Au lendemain du rassemblement de Rosario, Cristina Kirchner et son gouvernement ont rompu le dialogue. Deux jours plus tard, sans consulter ni les paysans ni personne, le ministre Fernandez a annoncé de nouvelles mesures. Résultat : une flambée de colère et aucune solution, seulement quelques promesses qui ne verront jamais le jour comme celle d'une baisse des taxes à l'exportation si dans l'avenir les prix grimpent. Pour faire bonne mesure, gendarmerie et préfecture jettent en prison de nombreux dirigeants paysans et la justice en rend responsables les dirigeants politiques qui sont venus exprimer leur soutien aux barrages routiers. Le gouvernement qui cherche désespérément à en finir avec ce conflit a produit l'effet inverse.
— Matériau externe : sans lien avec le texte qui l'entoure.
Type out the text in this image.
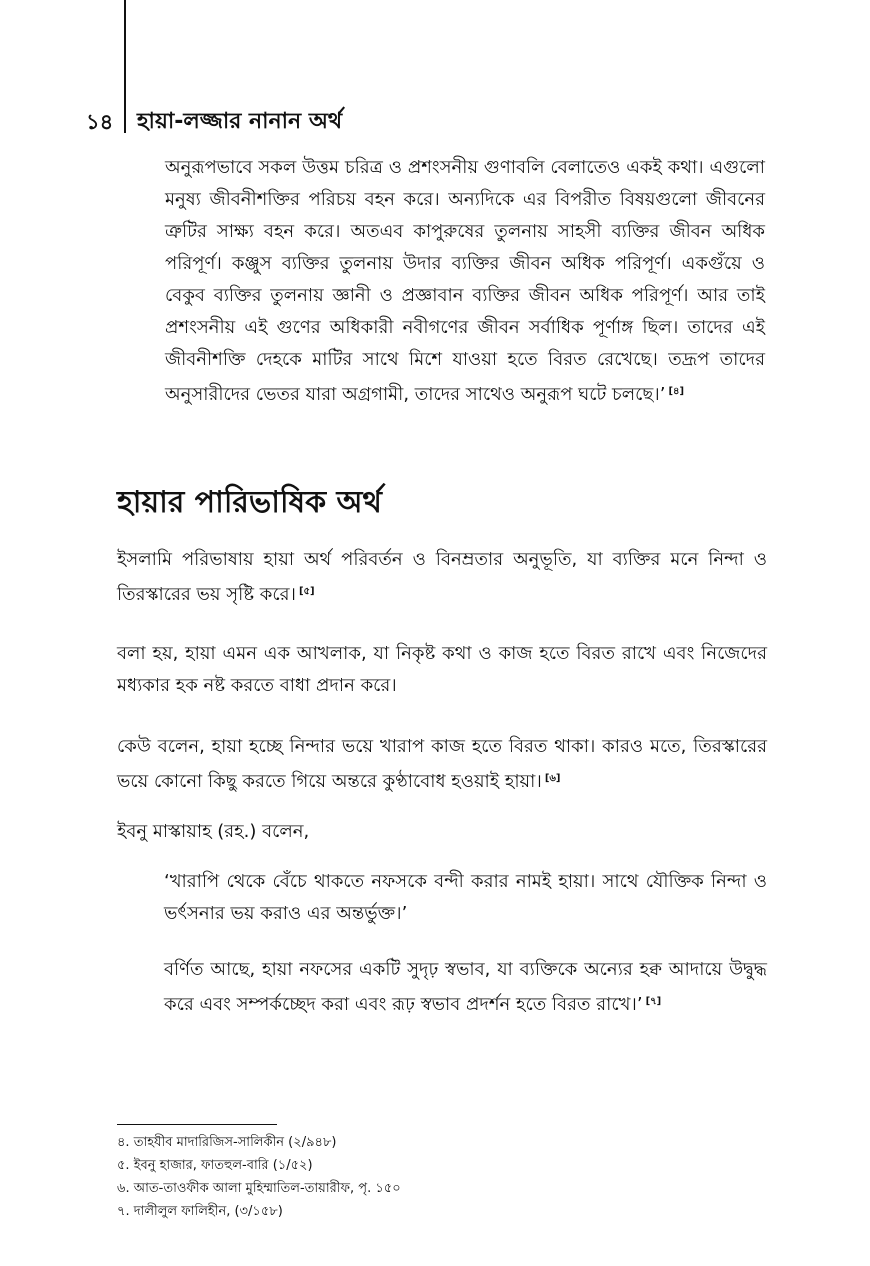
১৪ হায়া-লজ্জার নানান অর্থ

অনুরূপভাবে সকল উত্তম চরিত্র ও প্রশংসনীয় গুণাবলি বেলাতেও একই কথা। এগুলো মনুষ্য জীবনীশক্তির পরিচয় বহন করে। অন্যদিকে এর বিপরীত বিষয়গুলো জীবনের ত্রুটির সাক্ষ্য বহন করে। অতএব কাপুরুষের তুলনায় সাহসী ব্যক্তির জীবন অধিক পরিপূর্ণ। কঞ্জুস ব্যক্তির তুলনায় উদার ব্যক্তির জীবন অধিক পরিপূর্ণ। একগুঁয়ে ও বেকুব ব্যক্তির তুলনায় জ্ঞানী ও প্রজ্ঞাবান ব্যক্তির জীবন অধিক পরিপূর্ণ। আর তাই প্রশংসনীয় এই গুণের অধিকারী নবীগণের জীবন সর্বাধিক পূর্ণাঙ্গ ছিল। তাদের এই জীবনীশক্তি দেহকে মাটির সাথে মিশে যাওয়া হতে বিরত রেখেছে। তদ্রূপ তাদের অনুসারীদের ভেতর যারা অগ্রগামী, তাদের সাথেও অনুরূপ ঘটে চলছে।’ [৪]

হায়ার পারিভাষিক অর্থ

ইসলামি পরিভাষায় হায়া অর্থ পরিবর্তন ও বিনম্রতার অনুভূতি, যা ব্যক্তির মনে নিন্দা ও তিরস্কারের ভয় সৃষ্টি করে। [৫]

বলা হয়, হায়া এমন এক আখলাক, যা নিকৃষ্ট কথা ও কাজ হতে বিরত রাখে এবং নিজেদের মধ্যকার হক নষ্ট করতে বাধা প্রদান করে।

কেউ বলেন, হায়া হচ্ছে নিন্দার ভয়ে খারাপ কাজ হতে বিরত থাকা। কারও মতে, তিরস্কারের ভয়ে কোনো কিছু করতে গিয়ে অন্তরে কুণ্ঠাবোধ হওয়াই হায়া। [৬]

ইবনু মাস্কায়াহ (রহ.) বলেন,

‘খারাপি থেকে বেঁচে থাকতে নফসকে বন্দী করার নামই হায়া। সাথে যৌক্তিক নিন্দা ও ভর্ৎসনার ভয় করাও এর অন্তর্ভুক্ত।’

বর্ণিত আছে, হায়া নফসের একটি সুদৃঢ় স্বভাব, যা ব্যক্তিকে অন্যের হক্ব আদায়ে উদ্বুদ্ধ করে এবং সম্পর্কচ্ছেদ করা এবং রূঢ় স্বভাব প্রদর্শন হতে বিরত রাখে।’ [৭]

৪. তাহযীব মাদারিজিস-সালিকীন (২/৯৪৮)
৫. ইবনু হাজার, ফাতহুল-বারি (১/৫২)
৬. আত-তাওফীক আলা মুহিম্মাতিল-তায়ারীফ, পৃ. ১৫০
৭. দালীলুল ফালিহীন, (৩/১৫৮)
Face à la répression les paysans ont répondu par une multiplication des barrages routiers et plus de 20 000 personnes rassemblées à Armstrong. Ce jour là, le comité de liaison des collectivités agraires n'a pu faire la sourde oreille aux sentiments des assemblées de base et a du annoncer la poursuite de la grève jusqu'au dimanche 8 juin, tandis que se prépare un nouveau rassemblement de masse pour le 20 juin. Dans le même temps, la popularité de Cristina Kirchner est tombée à moins de 25% et la population s'oppose à sa politique pour régler la crise.

Vers l'affrontement

Les Kirchner ont permis et impulsé la concentration des terres entre les mains des grands propriétaires terriens et des multinationales de l'agro-alimentaire par l'octroi de subventions et d'aides en tout genre. Le couple présidentiel, présenté comme de " gauche " dans les médias internationaux, pratique une politique de droite. Leur situation est de plus en plus critique et ils vont s'efforcer d'en sortir. Les dizaines de milliers de petits et moyens paysans défendent, quant à eux leur droit de vivre et de travailler sur leurs terres. Deux destins qui s'opposent.